Nada indica que las actuaciones del Gobierno francés en esta etapa hayan incidido negativamente sobre los niveles desigualdad o pobreza. El coeficiente de Gini ha descendido del 30,5 en 2011 al 29,2 en 2014, y la pobreza relativa del 14,1% al 13,6%. Si bien es indudable el giro centrista que Hollande imprime a alguna de las políticas tradicionales del PS, parece injusto juzgar a sus gobiernos solo por sus declaraciones o iniciativas más controvertidas. Los gobiernos de Hollande han apostado claramente por la contención del gasto público. Pero lo hacen en un marco excepcional. Con un 57% del PIB en 2015, Francia es, junto a Finlandia, el país de la UE que destina partidas más grandes al gasto público.
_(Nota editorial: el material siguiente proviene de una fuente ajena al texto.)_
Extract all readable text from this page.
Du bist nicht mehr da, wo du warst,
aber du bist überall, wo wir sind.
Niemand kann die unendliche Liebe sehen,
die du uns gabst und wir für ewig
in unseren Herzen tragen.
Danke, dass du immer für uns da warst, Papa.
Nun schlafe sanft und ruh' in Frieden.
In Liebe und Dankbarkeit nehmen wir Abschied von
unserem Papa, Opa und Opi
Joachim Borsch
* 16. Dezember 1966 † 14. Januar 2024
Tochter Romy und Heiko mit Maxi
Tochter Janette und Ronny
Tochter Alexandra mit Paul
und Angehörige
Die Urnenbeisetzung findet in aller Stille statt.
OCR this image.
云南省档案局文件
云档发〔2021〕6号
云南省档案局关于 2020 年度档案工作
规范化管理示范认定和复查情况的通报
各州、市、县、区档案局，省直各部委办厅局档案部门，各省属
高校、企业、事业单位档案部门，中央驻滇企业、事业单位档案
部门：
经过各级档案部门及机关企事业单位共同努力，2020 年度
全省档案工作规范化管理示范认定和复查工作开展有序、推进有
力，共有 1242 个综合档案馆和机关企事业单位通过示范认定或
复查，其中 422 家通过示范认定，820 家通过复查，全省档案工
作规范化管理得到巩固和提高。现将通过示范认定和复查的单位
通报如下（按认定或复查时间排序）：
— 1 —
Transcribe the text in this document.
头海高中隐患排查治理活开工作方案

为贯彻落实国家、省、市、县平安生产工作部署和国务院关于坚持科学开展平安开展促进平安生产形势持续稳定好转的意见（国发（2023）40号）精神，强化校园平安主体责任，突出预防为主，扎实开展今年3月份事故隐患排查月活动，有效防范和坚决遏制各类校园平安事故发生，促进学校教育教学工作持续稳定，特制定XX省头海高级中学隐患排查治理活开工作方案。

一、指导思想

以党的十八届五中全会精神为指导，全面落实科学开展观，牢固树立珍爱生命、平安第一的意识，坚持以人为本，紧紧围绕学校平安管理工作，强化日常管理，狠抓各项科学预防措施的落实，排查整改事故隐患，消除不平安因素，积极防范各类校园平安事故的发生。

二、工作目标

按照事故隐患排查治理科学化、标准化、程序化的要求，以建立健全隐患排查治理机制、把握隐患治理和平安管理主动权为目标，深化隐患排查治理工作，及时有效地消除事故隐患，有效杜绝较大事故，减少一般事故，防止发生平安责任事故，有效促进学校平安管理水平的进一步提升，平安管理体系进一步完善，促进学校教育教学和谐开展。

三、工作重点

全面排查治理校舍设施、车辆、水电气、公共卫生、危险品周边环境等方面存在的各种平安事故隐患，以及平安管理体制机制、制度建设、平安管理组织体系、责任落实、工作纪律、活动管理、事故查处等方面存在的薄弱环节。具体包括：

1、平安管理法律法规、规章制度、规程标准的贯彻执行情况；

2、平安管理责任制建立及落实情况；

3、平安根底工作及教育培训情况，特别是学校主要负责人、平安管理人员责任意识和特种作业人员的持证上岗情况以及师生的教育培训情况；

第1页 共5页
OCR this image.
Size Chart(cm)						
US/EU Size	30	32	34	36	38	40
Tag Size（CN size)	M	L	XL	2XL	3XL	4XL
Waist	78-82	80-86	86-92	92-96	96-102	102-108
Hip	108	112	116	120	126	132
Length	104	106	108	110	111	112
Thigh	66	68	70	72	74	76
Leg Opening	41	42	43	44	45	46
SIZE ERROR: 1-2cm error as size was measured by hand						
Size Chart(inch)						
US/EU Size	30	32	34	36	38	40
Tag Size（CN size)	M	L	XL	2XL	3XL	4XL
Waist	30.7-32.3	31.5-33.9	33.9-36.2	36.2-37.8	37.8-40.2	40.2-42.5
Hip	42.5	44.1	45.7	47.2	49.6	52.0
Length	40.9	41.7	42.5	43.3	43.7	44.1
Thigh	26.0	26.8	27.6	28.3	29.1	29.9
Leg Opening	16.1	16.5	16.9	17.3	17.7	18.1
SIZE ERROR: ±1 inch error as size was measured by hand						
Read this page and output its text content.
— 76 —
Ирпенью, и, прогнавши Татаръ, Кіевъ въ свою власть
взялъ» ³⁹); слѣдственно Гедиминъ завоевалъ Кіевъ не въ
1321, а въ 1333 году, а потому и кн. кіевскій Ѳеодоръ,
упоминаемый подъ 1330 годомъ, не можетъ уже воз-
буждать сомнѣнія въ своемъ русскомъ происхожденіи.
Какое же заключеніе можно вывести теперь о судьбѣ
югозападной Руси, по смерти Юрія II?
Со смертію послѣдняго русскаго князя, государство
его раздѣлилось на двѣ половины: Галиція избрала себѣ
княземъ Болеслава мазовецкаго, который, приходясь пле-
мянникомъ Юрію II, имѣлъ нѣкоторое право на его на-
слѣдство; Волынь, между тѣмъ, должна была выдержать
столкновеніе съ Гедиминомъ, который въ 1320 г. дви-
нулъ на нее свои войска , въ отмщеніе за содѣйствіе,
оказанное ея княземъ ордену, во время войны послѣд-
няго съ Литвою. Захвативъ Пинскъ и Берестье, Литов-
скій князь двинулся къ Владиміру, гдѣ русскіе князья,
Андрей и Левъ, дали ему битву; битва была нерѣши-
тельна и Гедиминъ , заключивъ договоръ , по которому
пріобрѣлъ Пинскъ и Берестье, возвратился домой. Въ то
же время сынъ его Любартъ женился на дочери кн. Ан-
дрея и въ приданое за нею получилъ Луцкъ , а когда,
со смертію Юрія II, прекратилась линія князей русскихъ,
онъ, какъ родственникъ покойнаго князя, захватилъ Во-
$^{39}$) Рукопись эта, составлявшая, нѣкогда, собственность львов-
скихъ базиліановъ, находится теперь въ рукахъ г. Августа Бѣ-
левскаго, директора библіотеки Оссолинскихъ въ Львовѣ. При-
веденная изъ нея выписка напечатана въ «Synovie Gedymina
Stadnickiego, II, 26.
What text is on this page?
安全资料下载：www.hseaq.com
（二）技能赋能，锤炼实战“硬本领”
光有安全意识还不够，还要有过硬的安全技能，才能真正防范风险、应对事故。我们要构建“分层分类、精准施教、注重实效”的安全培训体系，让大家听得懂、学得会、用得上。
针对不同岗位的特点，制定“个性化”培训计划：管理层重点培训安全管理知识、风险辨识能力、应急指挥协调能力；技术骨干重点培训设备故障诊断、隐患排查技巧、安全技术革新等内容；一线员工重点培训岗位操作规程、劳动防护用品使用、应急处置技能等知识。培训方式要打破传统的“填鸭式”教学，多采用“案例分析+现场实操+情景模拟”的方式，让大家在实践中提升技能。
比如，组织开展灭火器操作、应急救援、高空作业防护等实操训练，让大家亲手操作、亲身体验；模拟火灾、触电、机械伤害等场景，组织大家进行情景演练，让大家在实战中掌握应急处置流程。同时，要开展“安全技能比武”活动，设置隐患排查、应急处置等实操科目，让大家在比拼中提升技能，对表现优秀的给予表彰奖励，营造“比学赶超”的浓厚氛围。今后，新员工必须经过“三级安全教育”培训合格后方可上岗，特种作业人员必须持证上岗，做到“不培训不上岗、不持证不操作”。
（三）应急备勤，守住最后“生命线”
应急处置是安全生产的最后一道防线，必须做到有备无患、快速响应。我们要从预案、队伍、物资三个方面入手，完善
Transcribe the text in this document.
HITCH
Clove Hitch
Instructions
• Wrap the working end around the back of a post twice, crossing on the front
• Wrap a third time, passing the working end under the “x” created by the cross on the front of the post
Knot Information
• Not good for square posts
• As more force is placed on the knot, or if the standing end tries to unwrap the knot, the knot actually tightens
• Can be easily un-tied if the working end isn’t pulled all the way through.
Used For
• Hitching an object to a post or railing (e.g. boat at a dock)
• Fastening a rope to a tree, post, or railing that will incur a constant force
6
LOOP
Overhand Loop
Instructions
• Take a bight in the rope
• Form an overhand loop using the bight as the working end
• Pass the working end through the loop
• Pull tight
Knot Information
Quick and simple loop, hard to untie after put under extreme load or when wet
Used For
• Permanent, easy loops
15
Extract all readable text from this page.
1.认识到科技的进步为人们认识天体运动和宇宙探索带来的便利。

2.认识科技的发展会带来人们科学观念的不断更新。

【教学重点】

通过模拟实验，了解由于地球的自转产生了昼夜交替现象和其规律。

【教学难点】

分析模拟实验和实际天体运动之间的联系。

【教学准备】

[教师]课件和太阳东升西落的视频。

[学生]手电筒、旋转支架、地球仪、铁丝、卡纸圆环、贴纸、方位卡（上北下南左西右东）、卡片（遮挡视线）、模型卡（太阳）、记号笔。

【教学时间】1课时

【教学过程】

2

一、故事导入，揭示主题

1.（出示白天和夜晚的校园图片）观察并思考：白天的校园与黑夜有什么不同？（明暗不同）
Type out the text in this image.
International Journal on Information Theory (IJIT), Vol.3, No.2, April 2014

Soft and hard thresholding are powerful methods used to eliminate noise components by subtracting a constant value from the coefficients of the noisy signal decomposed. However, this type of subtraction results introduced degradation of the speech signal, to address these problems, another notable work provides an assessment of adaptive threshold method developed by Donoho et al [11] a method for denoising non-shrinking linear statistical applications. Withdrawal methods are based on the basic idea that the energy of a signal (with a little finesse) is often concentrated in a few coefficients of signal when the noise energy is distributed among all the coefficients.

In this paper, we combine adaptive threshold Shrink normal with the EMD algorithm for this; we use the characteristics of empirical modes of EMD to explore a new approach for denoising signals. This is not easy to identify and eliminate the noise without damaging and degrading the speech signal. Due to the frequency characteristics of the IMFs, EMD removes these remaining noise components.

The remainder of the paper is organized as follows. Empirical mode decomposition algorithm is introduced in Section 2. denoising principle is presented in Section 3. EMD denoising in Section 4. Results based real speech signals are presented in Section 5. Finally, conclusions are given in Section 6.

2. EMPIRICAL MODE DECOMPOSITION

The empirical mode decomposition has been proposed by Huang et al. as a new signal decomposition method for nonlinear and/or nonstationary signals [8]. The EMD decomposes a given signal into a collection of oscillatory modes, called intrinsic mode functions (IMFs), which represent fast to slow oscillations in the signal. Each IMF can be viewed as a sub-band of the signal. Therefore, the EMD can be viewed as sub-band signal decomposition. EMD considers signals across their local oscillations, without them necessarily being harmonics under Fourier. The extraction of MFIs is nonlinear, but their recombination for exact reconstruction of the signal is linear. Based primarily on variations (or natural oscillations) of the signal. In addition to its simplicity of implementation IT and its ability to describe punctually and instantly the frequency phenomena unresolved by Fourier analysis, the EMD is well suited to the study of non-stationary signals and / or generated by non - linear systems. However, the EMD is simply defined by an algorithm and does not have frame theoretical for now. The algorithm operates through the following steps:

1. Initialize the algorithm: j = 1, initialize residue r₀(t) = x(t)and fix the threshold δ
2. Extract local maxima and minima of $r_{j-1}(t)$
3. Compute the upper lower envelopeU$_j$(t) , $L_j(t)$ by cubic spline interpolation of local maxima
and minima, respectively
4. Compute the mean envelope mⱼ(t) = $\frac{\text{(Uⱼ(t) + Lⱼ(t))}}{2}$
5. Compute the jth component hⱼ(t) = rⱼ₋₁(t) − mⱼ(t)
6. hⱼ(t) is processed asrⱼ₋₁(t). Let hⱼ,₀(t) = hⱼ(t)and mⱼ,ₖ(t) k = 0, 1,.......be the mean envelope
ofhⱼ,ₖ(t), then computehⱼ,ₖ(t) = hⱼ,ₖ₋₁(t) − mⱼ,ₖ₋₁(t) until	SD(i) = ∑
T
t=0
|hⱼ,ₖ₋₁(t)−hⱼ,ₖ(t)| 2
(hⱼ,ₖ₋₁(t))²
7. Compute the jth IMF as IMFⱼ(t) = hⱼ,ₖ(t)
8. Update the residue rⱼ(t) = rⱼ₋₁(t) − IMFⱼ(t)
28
El 33,7% representa gasto social, nivel que se ha mantenido prácticamente inalterado durante toda la etapa de gobiernos socialistas.

Al margen de los desaciertos que sin duda sus gobiernos han tenido, Hollande parece haberse enfrentado a algunos de los fantasmas que hostigan a la socialdemocracia en occidente durante los últimos años de crisis. Las medidas de desregulación que ha promovido para fomentar la competitividad han soliviantado los ánimos tanto de poderosos “intereses creados” como los de algunos de sus bases de apoyo tradicionales, sin que haya sabido construir coaliciones electorales alternativas. Lejos de eso, los socialistas han mostrado torpeza para persuadir a colectivos vulnerables de que sus políticas iban encaminadas a mejorar su condición actual y sus horizontes vitales, anclados como están en una retórica tecnocrática que les dificulta comunicar los beneficios de sus políticas en términos que sus votantes puedan entender y con los que se puedan identificar.

Frente a ellos, se ha alzado con paso firme la retórica populista y xenófoba del Frente Nacional. Con mensajes simples, maniqueos y cargados de sentimentalismo, Marine Le Pen logra galvanizar los malestares y los miedos de contingentes cada vez más voluminosos de ciudadanos que se sienten vulnerables en un mundo globalizado y expresan desafección frente a unas reformas cuyos objetivos no aciertan a comprender y cuyos resultados (nunca inmediatos) no terminan de ver.